Aber Achtung! Der Sportbootführerschein kann dir auch abgenommen werden, wenn du den Kfz-Führerschein los wirst! Also benimm dich in Zukunft nicht nur auf dem Wasser, sondern auch im Straßenverkehr!

Ist die Teilnahme an einem Kurs erforderlich oder vorgeschrieben?

Nein! Es gibt keine Gesetz und keine Vorschrift - ja, nicht einmal die zwingende Notwendigkeit - an einem Kurs teilzunehmen. Nur die Prüfung musst du bestehen. Und um die bestehen zu können, musst du daran teilnehmen ... also an der Prüfung. Nicht am Kurs. :)

Ist eine "DMYV-zertifizierte Schule" oder eine "DSV-zertifizierte Schule" besser als eine Schule ohne diese Zertifikate?

Der Deutsche Motoryacht-Verband (DMYV) und der Deutsche Segler-Verband (DSV) stellen eigene "Qualitäts-Zertifikate" aus, die allerdings erfahrungsgemäß nicht viel taugen.

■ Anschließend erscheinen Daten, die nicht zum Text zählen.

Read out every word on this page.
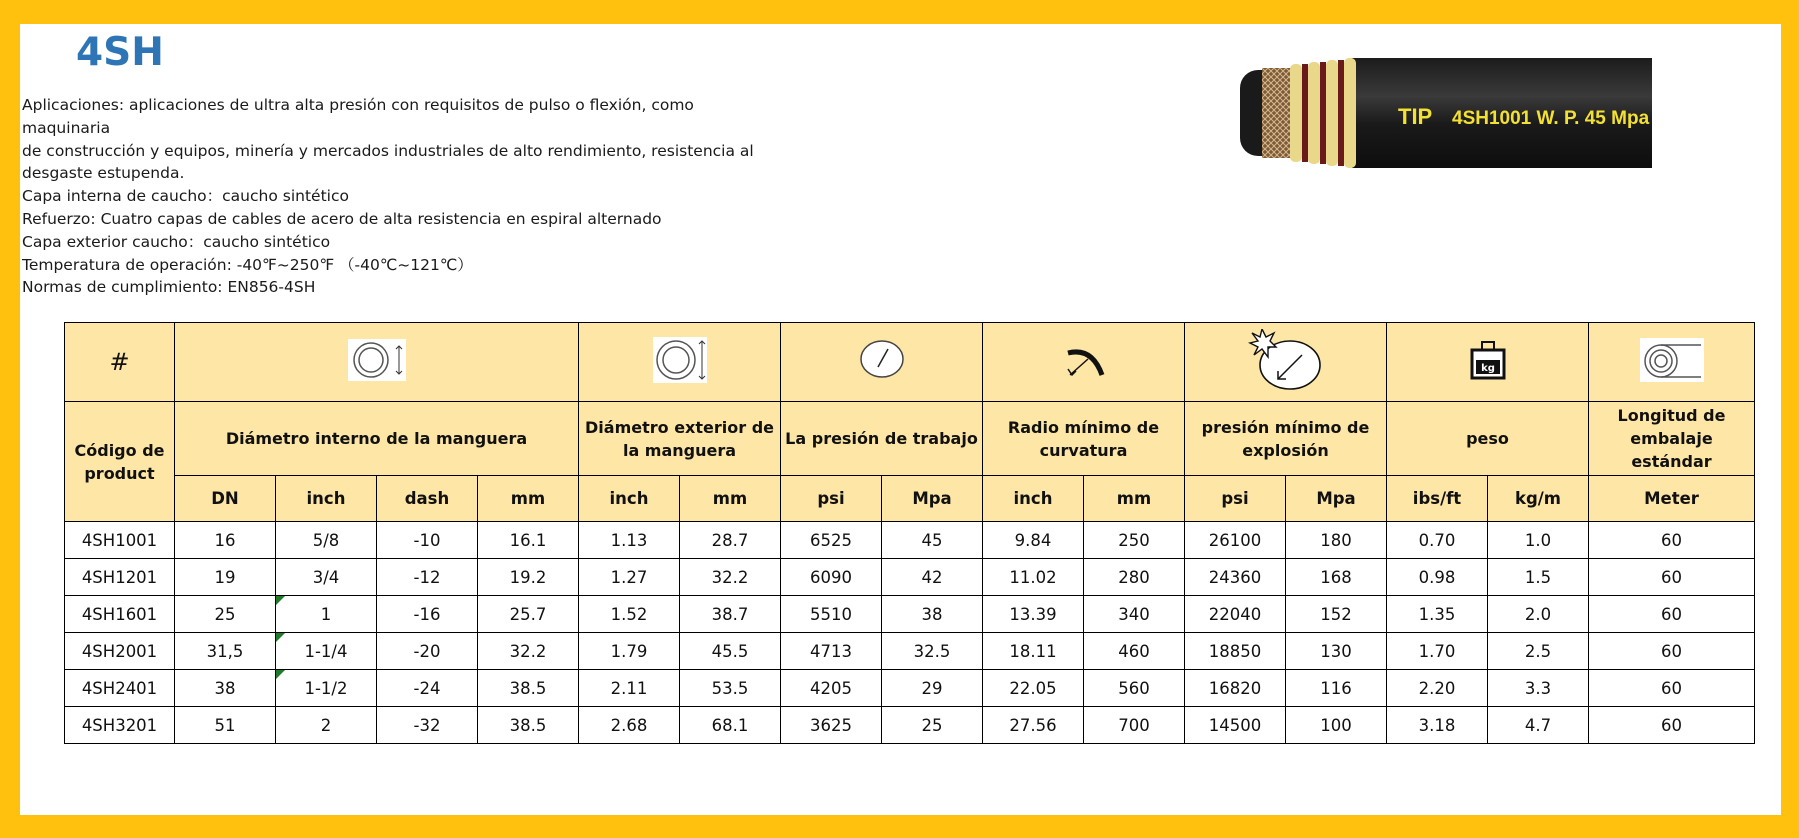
4SH
Aplicaciones: aplicaciones de ultra alta presión con requisitos de pulso o flexión, como maquinaria
de construcción y equipos, minería y mercados industriales de alto rendimiento, resistencia al
desgaste estupenda.
Capa interna de caucho：caucho sintético
Refuerzo: Cuatro capas de cables de acero de alta resistencia en espiral alternado
Capa exterior caucho：caucho sintético
Temperatura de operación: -40℉~250℉ （-40℃~121℃）
Normas de cumplimiento: EN856-4SH
TIP 4SH1001 W. P. 45 Mpa
#													kg

Código de product	Diámetro interno de la manguera				Diámetro exterior de la manguera		La presión de trabajo		Radio mínimo de curvatura		presión mínimo de explosión		peso		Longitud de embalaje estándar
	DN	inch	dash	mm	inch	mm	psi	Mpa	inch	mm	psi	Mpa	ibs/ft	kg/m	Meter
4SH1001	16	5/8	-10	16.1	1.13	28.7	6525	45	9.84	250	26100	180	0.70	1.0	60
4SH1201	19	3/4	-12	19.2	1.27	32.2	6090	42	11.02	280	24360	168	0.98	1.5	60
4SH1601	25	1	-16	25.7	1.52	38.7	5510	38	13.39	340	22040	152	1.35	2.0	60
4SH2001	31,5	1-1/4	-20	32.2	1.79	45.5	4713	32.5	18.11	460	18850	130	1.70	2.5	60
4SH2401	38	1-1/2	-24	38.5	2.11	53.5	4205	29	22.05	560	16820	116	2.20	3.3	60
4SH3201	51	2	-32	38.5	2.68	68.1	3625	25	27.56	700	14500	100	3.18	4.7	60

Sie sind gut gemeint. Das war es dann aber auch schon. Für uns als Verbraucher ist das keineswegs ein Gütesiegel oder Qualitätssiegel - häufig jedoch ein "Hochpreis"-Siegel ... soll heißen: So zertifizierte Schulen sind meistens erheblich teurer, aber nur sehr selten wirklich besser.

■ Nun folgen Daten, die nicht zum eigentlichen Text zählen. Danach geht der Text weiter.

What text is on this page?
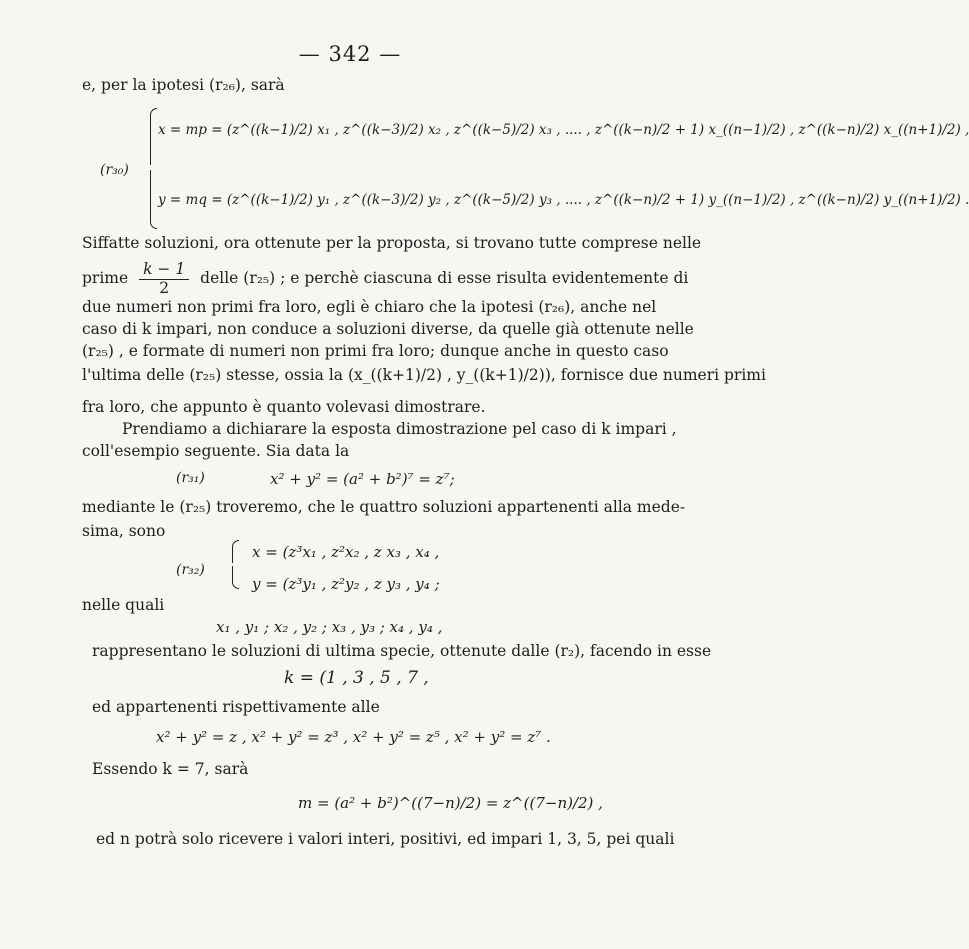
— 342 —
e, per la ipotesi (r₂₆), sarà
(r₃₀)
x = mp = (z^((k−1)/2) x₁ , z^((k−3)/2) x₂ , z^((k−5)/2) x₃ , .... , z^((k−n)/2 + 1) x_((n−1)/2) , z^((k−n)/2) x_((n+1)/2) ,
y = mq = (z^((k−1)/2) y₁ , z^((k−3)/2) y₂ , z^((k−5)/2) y₃ , .... , z^((k−n)/2 + 1) y_((n−1)/2) , z^((k−n)/2) y_((n+1)/2) .
Siffatte soluzioni, ora ottenute per la proposta, si trovano tutte comprese nelle
prime $\frac{k - 1}{2}$ delle (r₂₅) ; e perchè ciascuna di esse risulta evidentemente di
due numeri non primi fra loro, egli è chiaro che la ipotesi (r₂₆), anche nel
caso di k impari, non conduce a soluzioni diverse, da quelle già ottenute nelle
(r₂₅) , e formate di numeri non primi fra loro; dunque anche in questo caso
l'ultima delle (r₂₅) stesse, ossia la (x_((k+1)/2) , y_((k+1)/2)), fornisce due numeri primi
fra loro, che appunto è quanto volevasi dimostrare.
Prendiamo a dichiarare la esposta dimostrazione pel caso di k impari ,
coll'esempio seguente. Sia data la
(r₃₁)	x² + y² = (a² + b²)⁷ = z⁷;
mediante le (r₂₅) troveremo, che le quattro soluzioni appartenenti alla mede-
sima, sono
(r₃₂)
x = (z³x₁ , z²x₂ , z x₃ , x₄ ,
y = (z³y₁ , z²y₂ , z y₃ , y₄ ;
nelle quali
x₁ , y₁ ; x₂ , y₂ ; x₃ , y₃ ; x₄ , y₄ ,
rappresentano le soluzioni di ultima specie, ottenute dalle (r₂), facendo in esse
k = (1 , 3 , 5 , 7 ,
ed appartenenti rispettivamente alle
x² + y² = z , x² + y² = z³ , x² + y² = z⁵ , x² + y² = z⁷ .
Essendo k = 7, sarà
m = (a² + b²)^((7−n)/2) = z^((7−n)/2) ,
ed n potrà solo ricevere i valori interi, positivi, ed impari 1, 3, 5, pei quali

Leider! Denn es fehlt lediglich an der Kontrolle der Siegel. Stattdessen setzt man stark auf "freiwillige Selbstkontrolle"; und was das bedeutet, wissen wir seit dem "Gammelfleisch-Skandal" wohl ziemlich gut, nicht wahr?!

Da es aber gerade für Einsteiger wirklich extrem schwer ist, im Markt den Überblick zu behalten und nicht Gefahr zu laufen, mal eben ein paar Hundert Euronen im Wasser zu versenken, solltest du dich dennoch im Zweifel immer an DMYV- oder DSV-zertifizierte Schulen halten! Hier hast du wenigstens die Garantie, dass man der Schule gewaltig auf die Finger klopft (ggf. ihnen das Siegel entzieht), wenn sie dich einfach nur über den Tisch ziehen.

Das hilft dir zwar nicht, dein Geld wiederzubekommen, aber zumindest hast du dann Hilfe bei deiner Trauer...

Viel besser ist deine eigene Kontrolle (samt eigenem Verstand)!

Rede mit den Leute, die schon den Sportbootführerschein haben! Geh im Zweifel dorthin, wo die Motorboote und Segelboote stehen und frage die Leute auf den Booten, welche Schule sie dir empfehlen können. Frage so viele Leute wie möglich, damit du ein besseres Bild bekommst! Und schaue dir jede empfohlene Bootsfahrschule persönlich an! Gehe hin, frage die Besitzer und Trainer. Verlange, dass du einen "kostenlosen Schnupperkurs" machen kannst! Lasse dir die Boote zeigen! Lasse dir die Ausbildung erklären! ... Und verlange, dass man einen schriftlichen Vertrag mit dir macht, in dem alles haarklein steht, was du haben willst. Mit so einem Vertrag kannst du jederzeit dein Recht einklagen ... oder eben dein Geld zurückbekommen!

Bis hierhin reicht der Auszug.